Music as a social badge and currency
Remember that feeling you had as a teenager (or still have) when leaving a concert with your favorite band’s t-shirt? The name and logo emblazoned on the front and the list of tour dates on the back were proof that you weren’t just someone purporting to listen to the band—you attended their show.
When we tell people what kind of music we listen to, we are revealing more than just our preference between variations of rhythms, harmonies, or melodies. Music is enmeshed in identity and serves as a sign of taste, culture, and whether one is in or outside of another’s social group.
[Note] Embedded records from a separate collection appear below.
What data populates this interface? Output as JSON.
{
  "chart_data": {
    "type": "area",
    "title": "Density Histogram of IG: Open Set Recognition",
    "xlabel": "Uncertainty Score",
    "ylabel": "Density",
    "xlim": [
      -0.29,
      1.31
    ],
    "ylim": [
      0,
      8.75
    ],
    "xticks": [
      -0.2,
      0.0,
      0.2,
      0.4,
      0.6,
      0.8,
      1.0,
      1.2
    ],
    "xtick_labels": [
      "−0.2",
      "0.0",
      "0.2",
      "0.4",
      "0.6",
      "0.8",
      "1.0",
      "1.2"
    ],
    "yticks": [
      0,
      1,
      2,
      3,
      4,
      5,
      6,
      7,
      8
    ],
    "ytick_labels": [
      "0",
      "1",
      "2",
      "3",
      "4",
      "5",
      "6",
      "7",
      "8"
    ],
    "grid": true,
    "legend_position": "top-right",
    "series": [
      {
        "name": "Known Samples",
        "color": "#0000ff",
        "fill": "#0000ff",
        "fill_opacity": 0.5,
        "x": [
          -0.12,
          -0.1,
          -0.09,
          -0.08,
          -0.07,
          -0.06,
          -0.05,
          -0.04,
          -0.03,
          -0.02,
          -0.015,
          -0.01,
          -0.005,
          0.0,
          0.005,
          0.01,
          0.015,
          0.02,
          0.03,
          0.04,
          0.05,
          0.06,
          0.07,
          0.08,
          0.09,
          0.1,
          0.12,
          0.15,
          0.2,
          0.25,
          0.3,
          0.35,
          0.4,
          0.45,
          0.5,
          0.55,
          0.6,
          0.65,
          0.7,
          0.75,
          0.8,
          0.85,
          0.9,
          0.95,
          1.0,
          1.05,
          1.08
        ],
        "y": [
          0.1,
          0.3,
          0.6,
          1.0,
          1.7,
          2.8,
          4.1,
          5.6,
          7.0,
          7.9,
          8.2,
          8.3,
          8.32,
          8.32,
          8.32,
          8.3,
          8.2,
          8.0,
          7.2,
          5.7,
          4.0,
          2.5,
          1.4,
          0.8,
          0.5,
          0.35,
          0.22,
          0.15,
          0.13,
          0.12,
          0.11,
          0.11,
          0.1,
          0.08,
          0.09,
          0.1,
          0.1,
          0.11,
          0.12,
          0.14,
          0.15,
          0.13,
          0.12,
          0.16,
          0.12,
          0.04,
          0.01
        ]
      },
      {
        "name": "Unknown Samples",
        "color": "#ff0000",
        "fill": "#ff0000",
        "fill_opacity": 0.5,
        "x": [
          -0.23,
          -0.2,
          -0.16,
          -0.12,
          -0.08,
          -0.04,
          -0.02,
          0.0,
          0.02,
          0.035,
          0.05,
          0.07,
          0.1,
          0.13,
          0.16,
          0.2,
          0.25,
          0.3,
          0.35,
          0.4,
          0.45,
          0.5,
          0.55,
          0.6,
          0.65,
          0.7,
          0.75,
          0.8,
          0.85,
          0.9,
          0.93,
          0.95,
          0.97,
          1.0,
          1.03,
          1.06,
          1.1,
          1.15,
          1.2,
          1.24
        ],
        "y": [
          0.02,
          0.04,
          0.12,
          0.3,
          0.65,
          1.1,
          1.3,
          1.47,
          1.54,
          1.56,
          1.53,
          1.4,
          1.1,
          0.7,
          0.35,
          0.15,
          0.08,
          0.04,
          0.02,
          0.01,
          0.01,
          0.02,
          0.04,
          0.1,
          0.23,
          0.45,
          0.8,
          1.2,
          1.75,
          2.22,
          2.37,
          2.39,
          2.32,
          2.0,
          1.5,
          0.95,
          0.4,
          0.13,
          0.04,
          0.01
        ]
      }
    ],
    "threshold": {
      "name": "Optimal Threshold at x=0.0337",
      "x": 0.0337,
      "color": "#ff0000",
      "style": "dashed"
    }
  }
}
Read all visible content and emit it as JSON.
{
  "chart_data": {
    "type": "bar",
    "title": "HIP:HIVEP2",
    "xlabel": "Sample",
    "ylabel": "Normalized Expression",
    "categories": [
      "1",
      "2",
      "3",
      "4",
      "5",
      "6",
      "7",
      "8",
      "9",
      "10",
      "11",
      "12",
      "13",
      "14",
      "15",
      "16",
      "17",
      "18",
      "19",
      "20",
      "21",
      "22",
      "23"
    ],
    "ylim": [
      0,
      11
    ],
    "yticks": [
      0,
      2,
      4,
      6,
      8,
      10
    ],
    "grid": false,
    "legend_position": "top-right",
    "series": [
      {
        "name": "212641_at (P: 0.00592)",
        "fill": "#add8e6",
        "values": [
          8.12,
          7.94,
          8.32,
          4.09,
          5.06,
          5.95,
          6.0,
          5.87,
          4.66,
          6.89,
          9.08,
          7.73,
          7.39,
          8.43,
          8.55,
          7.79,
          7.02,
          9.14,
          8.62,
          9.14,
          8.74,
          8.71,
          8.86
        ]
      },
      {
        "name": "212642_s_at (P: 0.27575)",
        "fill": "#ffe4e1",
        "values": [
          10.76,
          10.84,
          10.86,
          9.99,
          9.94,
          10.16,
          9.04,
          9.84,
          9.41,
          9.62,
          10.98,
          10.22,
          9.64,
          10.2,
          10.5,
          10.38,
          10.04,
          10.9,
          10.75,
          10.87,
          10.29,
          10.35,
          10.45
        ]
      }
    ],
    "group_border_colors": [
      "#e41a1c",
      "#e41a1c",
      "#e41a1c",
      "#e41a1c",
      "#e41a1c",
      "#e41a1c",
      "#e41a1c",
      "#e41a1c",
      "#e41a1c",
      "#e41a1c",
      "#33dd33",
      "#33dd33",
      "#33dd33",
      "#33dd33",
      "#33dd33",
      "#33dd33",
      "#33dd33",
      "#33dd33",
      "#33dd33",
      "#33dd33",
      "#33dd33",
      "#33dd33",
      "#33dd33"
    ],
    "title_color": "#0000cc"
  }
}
Oxford University research has shown that the extent to which we share musical taste with others can be a direct determinant of how favorably we view them, and that the intensity of that favorability is linked to our levels of self-esteem. Music is a social badge.
Spotify understands that we all still have a little bit of that teenager inside of us. It deploys its own unique data to enable users to prove which songs they listened to the most, what genres dominate their listening, and how many times they jammed to one tune or another. Aside from the shareability of the roundup itself, the experience is gamified with the integration of other users. Midway through the presentation of the how Spotify defines your listening habits, it gives you a “two truths and a lie” quiz on which song out of a list of three was not one of your most played. Next, it asks if you want to play the same quiz with a friend, a nice prod to share the experience. The “Blend” feature also lets you compare your tastes with your friends, capitalizing on our drive to connect with others through music.
Let us vibe-check your music with our audio aura
Structured like an Instagram story, the Wrapped animation breaks down 2021 into our top genres, our top songs, the percentile of listeners we are in for our favorite artist, and top moods, or, as Spotify has dubbed it, auras. According to its gen-Z-oriented narration, “even your music gets a vibe-check” in 2021.
The audio aura feature offers a glimpse into your aural spectrum – a sort of colored mood map – composed of two main moods derived from your listening habits, like wistful, bold, euphoric, kindness, or yearning. Spotify went so far as to seek the help of an “aura reader” by the name of Mystic Michaela to develop the feature. (Check out this Distractify article for more.)
The Wrapped experience above all attempts to offer a convincing story about the listener’s year. One new feature arranges a soundtrack for it entitled “2021: The Movie.” The presentation itself also employs a 2nd-person narration, imposing personality of your listening habits.
And here is where things get a bit awkward. Every user’s presentation includes the following phrases:
- The platitudinal, “In 2021, you did what you had to do,” or
- The cultural relevancy card, “While everyone was trying to figure out what NFTs were, you had one song on repeat…”
- And the oddly flattering but meaningless, “You always understood the assignment”
Add those to the “vibe-check” mentioned above and you get derision from users in the NY Times. But the real shortcoming is its use of the same template of language in what it pretends to be such a tailored experience. Nevertheless, Spotify is betting this deeper overall personalization will enhance the storytelling, and thus the virality of Wrapped.
As P. David Marshall puts it in a recent Vox article, Spotify’s approach is all about enabling us to develop our “duel strategic personas.” The increased gamification, the expansion of how we can interact with our listening habits, all give us the sense of a more concrete musical identity and make us more comfortable expressing that identity as a brand, enlisting us as the most sincere influencers Spotify could hope for.